整理可得:$0< \frac{\bar{\alpha }\left ( 2\theta -1\right )}{r_{0}}\leqslant\left ( e_{k}^{1-2\theta}-e_{k-1}^{1-2\theta}\right )$,设$\hat{\mu }=\frac{\bar{\alpha}\left ( 2\theta -1\right )}{r_{0}}> 0, v=1-2\theta < 0$, 则可得

$\begin{equation}0<\hat{\mu }\leqslant \left ( e_{k}^{v}-e_{k-1}^{v}\right ), \forall k\geqslant k_{0}.\end{equation}$

情况二$h\left ( e_{k}\right )> r_{0}h\left ( e_{k-1}\right )$, 即有:$r_{0}^{-1}e_{k-1}^{2\theta }\geqslant e_{k}^{2\theta }$. 两边同时开$\frac{1}{2\theta}$次方, 设$q=r_{0}^{-\frac{1}{2\theta}}\in \left ( 0, 1\right )$, 则有$qe_{k-1}\geqslant e_{k}, \forall k\geqslant k_{0}$. 因为$v=1-2\theta < 0$, 则$q^{v}e_{k-1}^{v}\leqslant e_{k}^{v}$, 从而有

$\left ( q^{v}-1\right )e_{k-1}^{v}\leqslant e_{k}^{v}-e_{k-1}^{v}.$

又由$q^{v}-1> 0$, 且当$p\rightarrow \infty$时,$e_{p}\rightarrow 0^{+}$, 则存在$\bar{\mu}> 0$, 使得对$\forall k\geqslant k_{0}$, 都有$\left ( q^{v}-1\right )e_{k-1}^{v}> \bar{\mu}$.

因此有

$\begin{equation}0< \bar{\mu }\leqslant e_{k}^{v}-e_{k-1}^{v}, \forall k\geqslant k_{0}.\end{equation}$

选择$\mu =\min\left \{\hat{\mu}, \bar{\mu}\right \}> 0$, 结合 (3.6) 式和 (3.7) 式有

$0< \mu \leqslant e_{k}^{v}-e_{k-1}^{v}, \forall k\geqslant k_{0}.$

对上式从$k_{0}$到$k$求和, 有

$\mu \left ( k-k_{0}+1\right )+e_{k_{0}-1}^{v}\leqslant e_{k}^{v}.$

因此有

$e_{k}\leqslant\left ( \mu \left ( k-k_{0}+1\right )+e_{k_{0}-1}^{v}\right )^{\frac{1}{v}}, \left ( v=1-2\theta < 0\right ), $

$\begin{equation}e_{k}\leqslant\left ( \mu \left ( k-k_{0}+1\right )+e_{k_{0}-1}^{1-2\theta}\right )^{\frac{1}{1-2\theta}}, k\geqslant k_{0}.\end{equation}$

所以存在$c_{2}> 0,$使得$\left \| e^{k}\right \|\leqslant c_{2}k^{\frac{1}{1-2\theta}}.$从而$\left \| e^{k}\right \|=O\left ( k^{\frac{1 }{1-2\theta}}\right ).$证毕.
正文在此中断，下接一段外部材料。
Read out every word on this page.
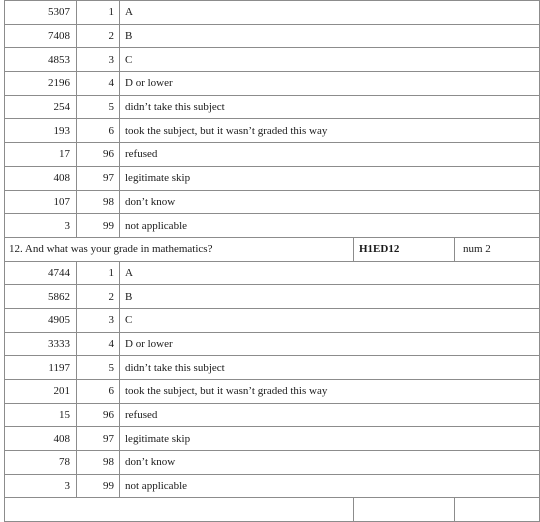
5307	1	A		
7408	2	B		
4853	3	C		
2196	4	D or lower		
254	5	didn’t take this subject		
193	6	took the subject, but it wasn’t graded this way		
17	96	refused		
408	97	legitimate skip		
107	98	don’t know		
3	99	not applicable		
12. And what was your grade in mathematics?			H1ED12	num 2
4744	1	A		
5862	2	B		
4905	3	C		
3333	4	D or lower		
1197	5	didn’t take this subject		
201	6	took the subject, but it wasn’t graded this way		
15	96	refused		
408	97	legitimate skip		
78	98	don’t know		
3	99	not applicable		
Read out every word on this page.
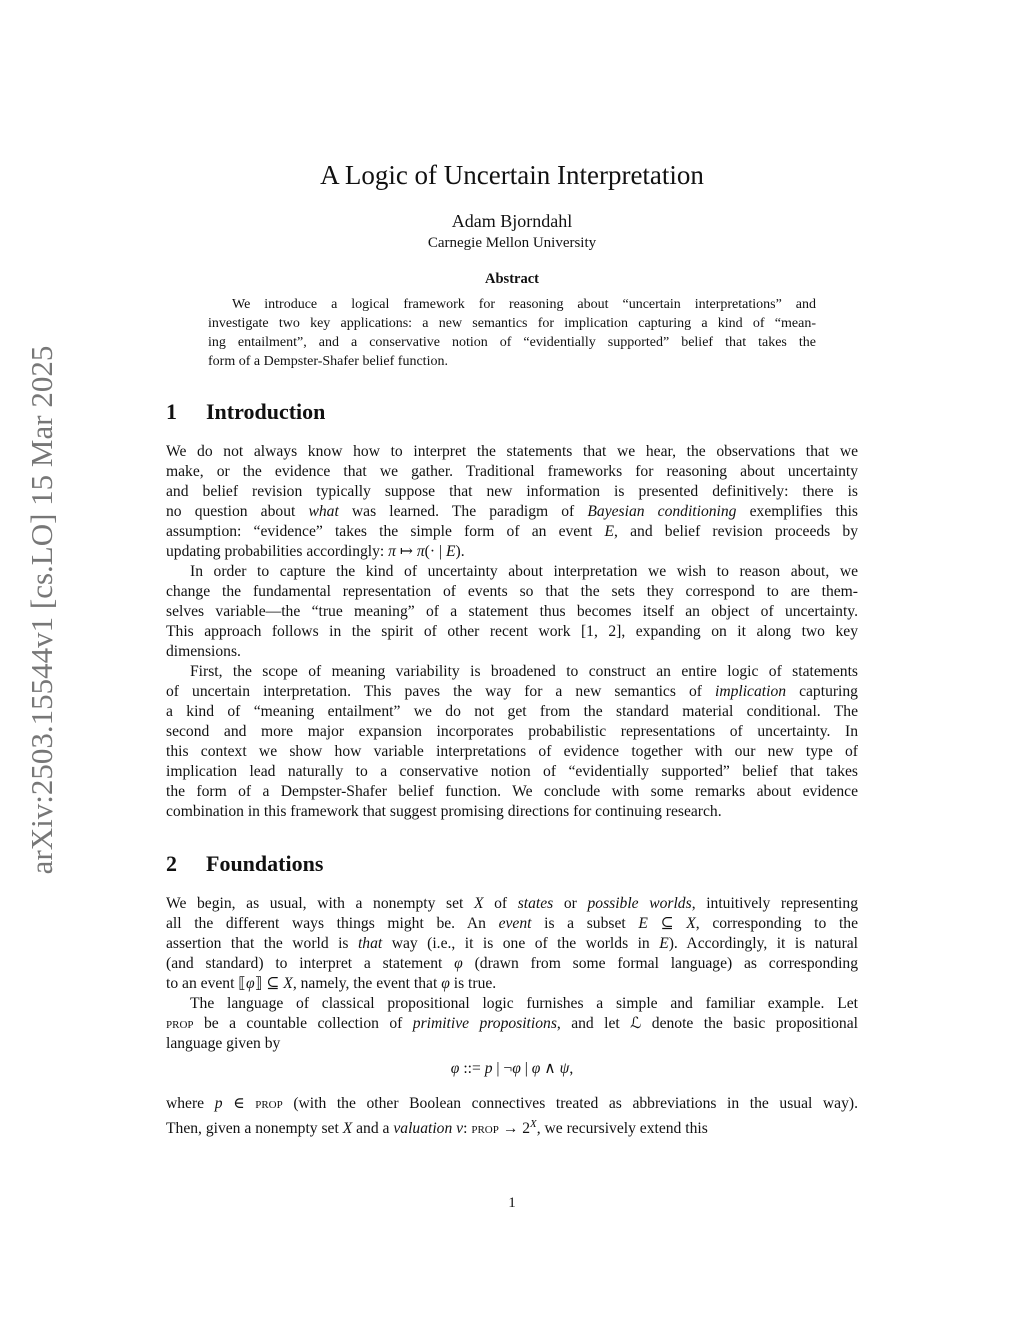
arXiv:2503.15544v1 [cs.LO] 15 Mar 2025
A Logic of Uncertain Interpretation
Adam Bjorndahl
Carnegie Mellon University
Abstract
We introduce a logical framework for reasoning about “uncertain interpretations” and
investigate two key applications: a new semantics for implication capturing a kind of “mean-
ing entailment”, and a conservative notion of “evidentially supported” belief that takes the
form of a Dempster-Shafer belief function.
1 Introduction
We do not always know how to interpret the statements that we hear, the observations that we
make, or the evidence that we gather. Traditional frameworks for reasoning about uncertainty
and belief revision typically suppose that new information is presented definitively: there is
no question about what was learned. The paradigm of Bayesian conditioning exemplifies this
assumption: “evidence” takes the simple form of an event E, and belief revision proceeds by
updating probabilities accordingly: π ↦ π(· | E).
In order to capture the kind of uncertainty about interpretation we wish to reason about, we
change the fundamental representation of events so that the sets they correspond to are them-
selves variable—the “true meaning” of a statement thus becomes itself an object of uncertainty.
This approach follows in the spirit of other recent work [1, 2], expanding on it along two key
dimensions.
First, the scope of meaning variability is broadened to construct an entire logic of statements
of uncertain interpretation. This paves the way for a new semantics of implication capturing
a kind of “meaning entailment” we do not get from the standard material conditional. The
second and more major expansion incorporates probabilistic representations of uncertainty. In
this context we show how variable interpretations of evidence together with our new type of
implication lead naturally to a conservative notion of “evidentially supported” belief that takes
the form of a Dempster-Shafer belief function. We conclude with some remarks about evidence
combination in this framework that suggest promising directions for continuing research.
2 Foundations
We begin, as usual, with a nonempty set X of states or possible worlds, intuitively representing
all the different ways things might be. An event is a subset E ⊆ X, corresponding to the
assertion that the world is that way (i.e., it is one of the worlds in E). Accordingly, it is natural
(and standard) to interpret a statement φ (drawn from some formal language) as corresponding
to an event ⟦φ⟧ ⊆ X, namely, the event that φ is true.
The language of classical propositional logic furnishes a simple and familiar example. Let
prop be a countable collection of primitive propositions, and let ℒ denote the basic propositional
language given by
φ ::= p | ¬φ | φ ∧ ψ,
where p ∈ prop (with the other Boolean connectives treated as abbreviations in the usual way).
Then, given a nonempty set X and a valuation v: prop → $2^X$, we recursively extend this
1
定理 3.2 假设 (A1)-(A5) 成立,$\hat{L}$在$\hat{w}^{\ast}$满足 KŁ 性质, 且$\psi \in \Psi _{\eta}$.

如果引理 3.1 中的$a>0$, 则存在$k_{0}\geqslant 2$, 使得对$\forall k\geqslant k_{0}$有

$\left \| \left | w^{k}-w^{\ast}\right |\right \|\leqslant \hat{c}\max\left \{\psi \left ( e_{k-1}\right ), \sqrt{e_{k-1}}\right \}, \hat{c}=\max\left \{\hat{\delta }, \frac{\tilde{\delta }}{\sqrt{a}}\right \}.$

进一步, 如果$\psi :\left [ 0, \eta\right )\rightarrow \left [ 0, +\infty\right )$定义为$\psi \left ( s\right )=s^{1-\theta}$, 其中$\theta \in \left [ 0, 1 \right )$, 那么下面的渐近序列收敛率可以得到

(i) 如果$\theta =0$, 则序列$\left \{w^{k}\right \}$经过有限次迭代后收敛到$w^{\ast}$;

(ii) 如果$\theta \in \left ( 0, \frac{1}{2}\right ]$, 那么存在$\tau _{2} \in \left [ 0, 1\right ),$使得$\left \| \left | w^{k}-w^{\ast}\right |\right \|=O\left ( \tau _{2} ^{k}\right ),$即 Bregman ADMM 是线性收敛的;

(iii) 如果$\theta \in \left ( \frac{1}{2}, 1\right )$, 那么$\left \| \left | w^{k}-w^{\ast}\right |\right \|=O\left ( k^{\frac{1-\theta }{1-2\theta}}\right ),$即 Bregman ADMM 是次线性收敛的.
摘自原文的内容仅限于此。